Mostly, Hunter simply sticks to himself - “I work alone!” he declares frequently, and the unsympathetic attitude he gets from blacks, latinos, and white people alike illustrate his place in society - until the confederacy of American resistants apprehend him and demand his leadership. “Nobody - but nobody! - is above the law,” one fat cop tells Hunter, and this is mainly true, except that the authorities do then help Norris scrounge up a bunch of Uzis, rocket-launchers, choppers, and something like twenty tanks to fight the commies. Cornering Rostov and his henchman in an office building (“It’s a trap!” Rostov exclaims; I suppose, but there’s really no narrative motivation for this, unless you’re simply looking at the running time and realize that this thing can’t go on for more than 100 minutes), Norris swiftly takes care of business, with some judiciously meted out kicks to the face, double-fisted Uzi action to the chest, and a swagger to be reckoned with. Barely mussing his mullet, and getting only a little splatter of blood on his all-denim outfit, Hunter makes his final stand against Rostov - “It’s time!” - in a no-shit bazooka-to-bazooka standoff, shot in excruciating slow-motion.

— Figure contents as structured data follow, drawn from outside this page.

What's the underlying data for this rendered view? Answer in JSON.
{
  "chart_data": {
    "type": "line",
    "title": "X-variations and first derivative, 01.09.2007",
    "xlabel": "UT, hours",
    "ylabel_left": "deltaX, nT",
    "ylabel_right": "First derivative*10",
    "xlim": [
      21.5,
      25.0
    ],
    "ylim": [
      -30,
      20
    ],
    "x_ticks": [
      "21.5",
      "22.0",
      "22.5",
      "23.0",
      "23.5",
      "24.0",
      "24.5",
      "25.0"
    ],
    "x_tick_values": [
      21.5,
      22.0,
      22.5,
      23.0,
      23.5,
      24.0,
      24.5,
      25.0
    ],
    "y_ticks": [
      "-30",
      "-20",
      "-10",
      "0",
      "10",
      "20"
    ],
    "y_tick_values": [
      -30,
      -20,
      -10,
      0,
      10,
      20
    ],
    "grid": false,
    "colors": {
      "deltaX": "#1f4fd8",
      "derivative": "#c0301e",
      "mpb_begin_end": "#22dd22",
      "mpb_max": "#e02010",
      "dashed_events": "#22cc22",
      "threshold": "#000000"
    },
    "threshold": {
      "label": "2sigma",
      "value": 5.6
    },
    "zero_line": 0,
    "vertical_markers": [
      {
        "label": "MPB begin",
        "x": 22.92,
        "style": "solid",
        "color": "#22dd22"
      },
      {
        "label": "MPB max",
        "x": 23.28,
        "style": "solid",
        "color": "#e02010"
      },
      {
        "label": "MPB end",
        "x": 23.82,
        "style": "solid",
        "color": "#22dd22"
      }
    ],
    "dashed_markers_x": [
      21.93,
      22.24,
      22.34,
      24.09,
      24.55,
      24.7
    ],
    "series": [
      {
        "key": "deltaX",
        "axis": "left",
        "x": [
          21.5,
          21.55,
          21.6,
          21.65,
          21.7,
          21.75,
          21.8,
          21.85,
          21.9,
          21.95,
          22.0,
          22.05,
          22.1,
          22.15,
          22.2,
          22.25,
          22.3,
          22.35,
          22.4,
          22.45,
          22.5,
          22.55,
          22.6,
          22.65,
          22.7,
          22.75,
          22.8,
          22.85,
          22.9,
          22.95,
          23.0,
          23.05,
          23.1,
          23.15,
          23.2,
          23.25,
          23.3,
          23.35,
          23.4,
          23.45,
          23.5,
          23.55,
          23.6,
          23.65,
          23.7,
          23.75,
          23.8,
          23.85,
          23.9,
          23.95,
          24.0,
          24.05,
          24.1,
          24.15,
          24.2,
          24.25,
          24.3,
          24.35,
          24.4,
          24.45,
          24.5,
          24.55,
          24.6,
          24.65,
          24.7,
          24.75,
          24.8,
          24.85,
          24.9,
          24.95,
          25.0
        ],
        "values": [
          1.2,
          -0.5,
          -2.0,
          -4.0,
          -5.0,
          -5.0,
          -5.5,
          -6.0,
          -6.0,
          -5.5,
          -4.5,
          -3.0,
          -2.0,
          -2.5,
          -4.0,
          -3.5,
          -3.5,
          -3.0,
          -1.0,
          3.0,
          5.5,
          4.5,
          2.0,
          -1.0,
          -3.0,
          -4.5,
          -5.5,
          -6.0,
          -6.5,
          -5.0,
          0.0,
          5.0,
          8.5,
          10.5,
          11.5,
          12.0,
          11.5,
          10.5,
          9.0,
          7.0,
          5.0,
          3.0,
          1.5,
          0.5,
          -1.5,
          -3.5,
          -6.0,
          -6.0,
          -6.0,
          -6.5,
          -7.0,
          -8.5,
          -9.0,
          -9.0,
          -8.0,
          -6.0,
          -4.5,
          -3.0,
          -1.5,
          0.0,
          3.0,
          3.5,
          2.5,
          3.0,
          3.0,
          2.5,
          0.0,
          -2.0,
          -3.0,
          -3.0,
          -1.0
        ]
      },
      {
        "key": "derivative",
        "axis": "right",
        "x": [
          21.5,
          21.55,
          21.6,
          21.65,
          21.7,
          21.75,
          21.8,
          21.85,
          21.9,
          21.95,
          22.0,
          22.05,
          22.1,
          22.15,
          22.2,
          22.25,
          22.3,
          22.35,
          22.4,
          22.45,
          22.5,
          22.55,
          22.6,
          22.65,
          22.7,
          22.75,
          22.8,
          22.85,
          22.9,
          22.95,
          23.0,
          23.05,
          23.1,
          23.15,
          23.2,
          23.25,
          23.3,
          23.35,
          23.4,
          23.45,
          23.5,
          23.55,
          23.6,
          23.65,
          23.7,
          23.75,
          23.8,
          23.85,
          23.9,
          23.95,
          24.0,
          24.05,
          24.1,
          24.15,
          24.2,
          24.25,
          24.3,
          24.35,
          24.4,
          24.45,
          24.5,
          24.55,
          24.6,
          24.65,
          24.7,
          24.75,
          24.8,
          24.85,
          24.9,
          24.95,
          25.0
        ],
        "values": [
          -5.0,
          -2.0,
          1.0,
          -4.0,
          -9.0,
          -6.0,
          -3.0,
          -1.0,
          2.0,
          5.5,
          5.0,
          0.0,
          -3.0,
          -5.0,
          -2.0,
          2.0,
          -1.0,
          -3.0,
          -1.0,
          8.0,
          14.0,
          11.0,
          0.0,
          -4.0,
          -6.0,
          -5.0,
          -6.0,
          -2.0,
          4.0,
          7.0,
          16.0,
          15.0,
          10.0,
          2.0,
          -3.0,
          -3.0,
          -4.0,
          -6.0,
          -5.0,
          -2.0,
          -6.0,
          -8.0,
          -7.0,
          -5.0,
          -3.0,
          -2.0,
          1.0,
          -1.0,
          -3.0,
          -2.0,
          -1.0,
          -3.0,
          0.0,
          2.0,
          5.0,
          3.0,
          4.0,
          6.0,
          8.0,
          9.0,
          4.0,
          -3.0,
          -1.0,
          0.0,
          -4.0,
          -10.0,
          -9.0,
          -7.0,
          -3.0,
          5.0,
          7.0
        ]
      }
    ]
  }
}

In short, Invasion U.S.A. is a film about kicking several different types of ass, as the need arises. In Golan-Globus’s U.S.A., patriotism and masculinity are like the twin Uzis slung over Chuck Norris’s shoulders, working jointly to spray their fiery ideology onto those that would threaten them. Surprisingly, though so integral to the production-model of the Hollywood action movie in general, this marriage would only find one worthy successor in Cannon’s canon—the 1986 follow-up, The Delta Force. Co-starring Norris and none other than Lee Marvin, and featuring an all-ex-star cast with the likes of Joey Bishop, Robert Vaughn, Hanna Schygulla, Shelley Winters, George Kennedy, and Robert Forster as a terrorist named “Abdul”, The Delta Force would attempt to do for Jew-hating Arab terrorists what Invasion U.S.A. did for godless Russian scumbags. But if Cannon never deployed this formula so successfully again (opting instead for ideologically toothless hybrids of Eastern and Western action films, starring Dudikoff and Van Damme), their model further established the action movie as a big, bazooka-like weapon of red-blooded and blood-red political propaganda.